The Gilberts, who have a 3-year-old daughter, said they have yet to come to terms with their son's death. "If it was SIDS, I knew it was God's doing, and I could accept that," said Karen Gilbert, 32. "But to know a doctor took him . . . I'm still shocked."

Neither Strickland, 41, his attorney nor attorneys for Humana Hospital-Medical City Dallas would discuss the case, citing the complaint and malpractice suit.

The complaint against Strickland before the board of medical examiners was brought by the Dallas County medical examiner's office. "We simply considered the case significant enough to be brought to their attention," Petty said.

During the hearing last March in Austin, one of the witnesses called by Strickland's attorneys said children would be deprived of many new treatments if pediatricians followed FDA rules or drug manufacturers' guidelines.

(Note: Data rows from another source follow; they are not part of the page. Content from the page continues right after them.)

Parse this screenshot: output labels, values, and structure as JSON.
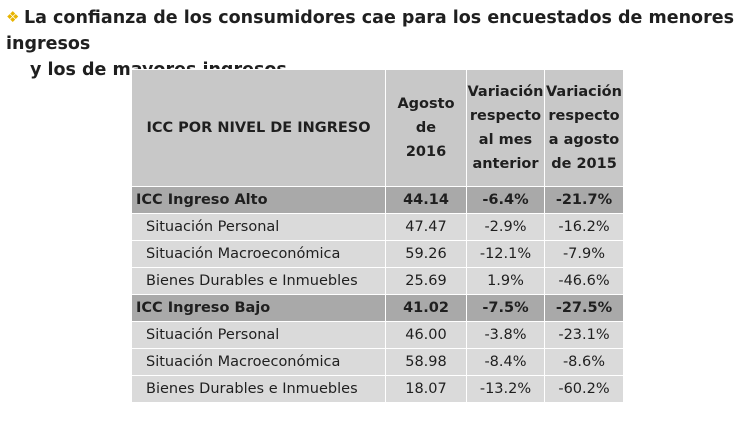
{
  "heading": {
    "bullet": "❖",
    "line1": "La confianza de los consumidores cae para los encuestados de menores ingresos",
    "line2": "y los de mayores ingresos."
  },
  "table": {
    "headers": {
      "label": "ICC POR NIVEL DE INGRESO",
      "aug2016": [
        "Agosto de",
        "2016"
      ],
      "var_month": [
        "Variación",
        "respecto",
        "al mes",
        "anterior"
      ],
      "var_year": [
        "Variación",
        "respecto",
        "a agosto",
        "de 2015"
      ]
    },
    "rows": [
      {
        "label": "ICC Ingreso Alto",
        "aug2016": "44.14",
        "var_month": "-6.4%",
        "var_year": "-21.7%"
      },
      {
        "label": "Situación Personal",
        "aug2016": "47.47",
        "var_month": "-2.9%",
        "var_year": "-16.2%"
      },
      {
        "label": "Situación Macroeconómica",
        "aug2016": "59.26",
        "var_month": "-12.1%",
        "var_year": "-7.9%"
      },
      {
        "label": "Bienes Durables e Inmuebles",
        "aug2016": "25.69",
        "var_month": "1.9%",
        "var_year": "-46.6%"
      },
      {
        "label": "ICC Ingreso Bajo",
        "aug2016": "41.02",
        "var_month": "-7.5%",
        "var_year": "-27.5%"
      },
      {
        "label": "Situación Personal",
        "aug2016": "46.00",
        "var_month": "-3.8%",
        "var_year": "-23.1%"
      },
      {
        "label": "Situación Macroeconómica",
        "aug2016": "58.98",
        "var_month": "-8.4%",
        "var_year": "-8.6%"
      },
      {
        "label": "Bienes Durables e Inmuebles",
        "aug2016": "18.07",
        "var_month": "-13.2%",
        "var_year": "-60.2%"
      }
    ]
  },
  "colors": {
    "bullet": "#e8b400",
    "header_bg": "#c8c8c8",
    "group_row_bg": "#a9a9a9",
    "sub_row_bg": "#dadada"
  }
}
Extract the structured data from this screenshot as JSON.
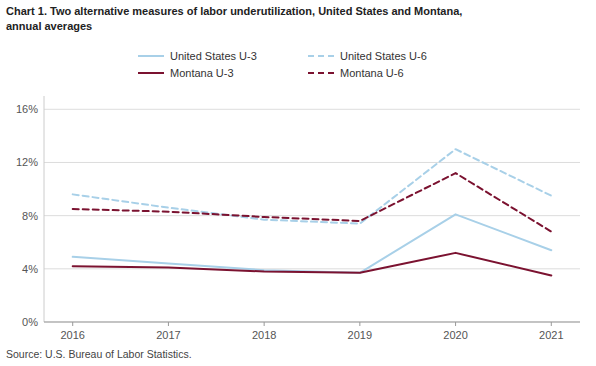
{
  "chart_data": {
    "type": "line",
    "title": "Chart 1. Two alternative measures of labor underutilization, United States and Montana,\nannual averages",
    "source": "Source: U.S. Bureau of Labor Statistics.",
    "x": [
      2016,
      2017,
      2018,
      2019,
      2020,
      2021
    ],
    "xlim": [
      2015.7,
      2021.3
    ],
    "xticks": [
      2016,
      2017,
      2018,
      2019,
      2020,
      2021
    ],
    "ylim": [
      0,
      17
    ],
    "yticks": [
      {
        "value": 0,
        "label": "0%"
      },
      {
        "value": 4,
        "label": "4%"
      },
      {
        "value": 8,
        "label": "8%"
      },
      {
        "value": 12,
        "label": "12%"
      },
      {
        "value": 16,
        "label": "16%"
      }
    ],
    "grid": true,
    "legend": "top",
    "series": [
      {
        "name": "United States U-3",
        "color": "#a8d0e8",
        "line_style": "solid",
        "values": [
          4.9,
          4.4,
          3.9,
          3.7,
          8.1,
          5.4
        ]
      },
      {
        "name": "United States U-6",
        "color": "#a8d0e8",
        "line_style": "dashed",
        "values": [
          9.6,
          8.6,
          7.7,
          7.4,
          13.0,
          9.5
        ]
      },
      {
        "name": "Montana U-3",
        "color": "#7b1230",
        "line_style": "solid",
        "values": [
          4.2,
          4.1,
          3.8,
          3.7,
          5.2,
          3.5
        ]
      },
      {
        "name": "Montana U-6",
        "color": "#7b1230",
        "line_style": "dashed",
        "values": [
          8.5,
          8.3,
          7.9,
          7.6,
          11.2,
          6.8
        ]
      }
    ]
  }
}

"The drug companies have been very reluctant to put pediatric doses (in the Physicians' Desk Reference) and have always said in there, 'Don't use in children,' " said Janice Ophoven, medical director of the Department of Quality Management at St. Paul's Hospital in Minnesota. "There isn't a subspecialty in medicine that hasn't been . . . breaking that law for years. We would be depriving children of all kinds of access if we followed those rules."

In explaining how he came to use Betadine the way he did, Strickland said he had seen it administered in "multiple ways" for kidney and stomach problems and had seen "ear, nose and throat surgeons pouring it into the mouth to sterilize the mouth prior to operations in the mouth area."

"I was confident that it (Betadine) was something that could be used . . . to sterilize the colon," he testified at the board hearing.

Last May, a hearing examiner for the board recommended that all charges against Strickland be dropped. "Every single expert testified that they did not use Betadine in this fashion, nor did they know of other physicians who did," wrote hearing examiner Guy F. Gebbia. "This testimony is quite troubling, as is his (Strickland's) argument that physicians need to be 'innovative,' especially pediatricians, since there are few medications that are FDA-approved for children."

Those concerns notwithstanding, Strickland "administered the Betadine in a cautious, scientific manner," Gebbia concluded.

The board is scheduled to consider the recommendation late this month.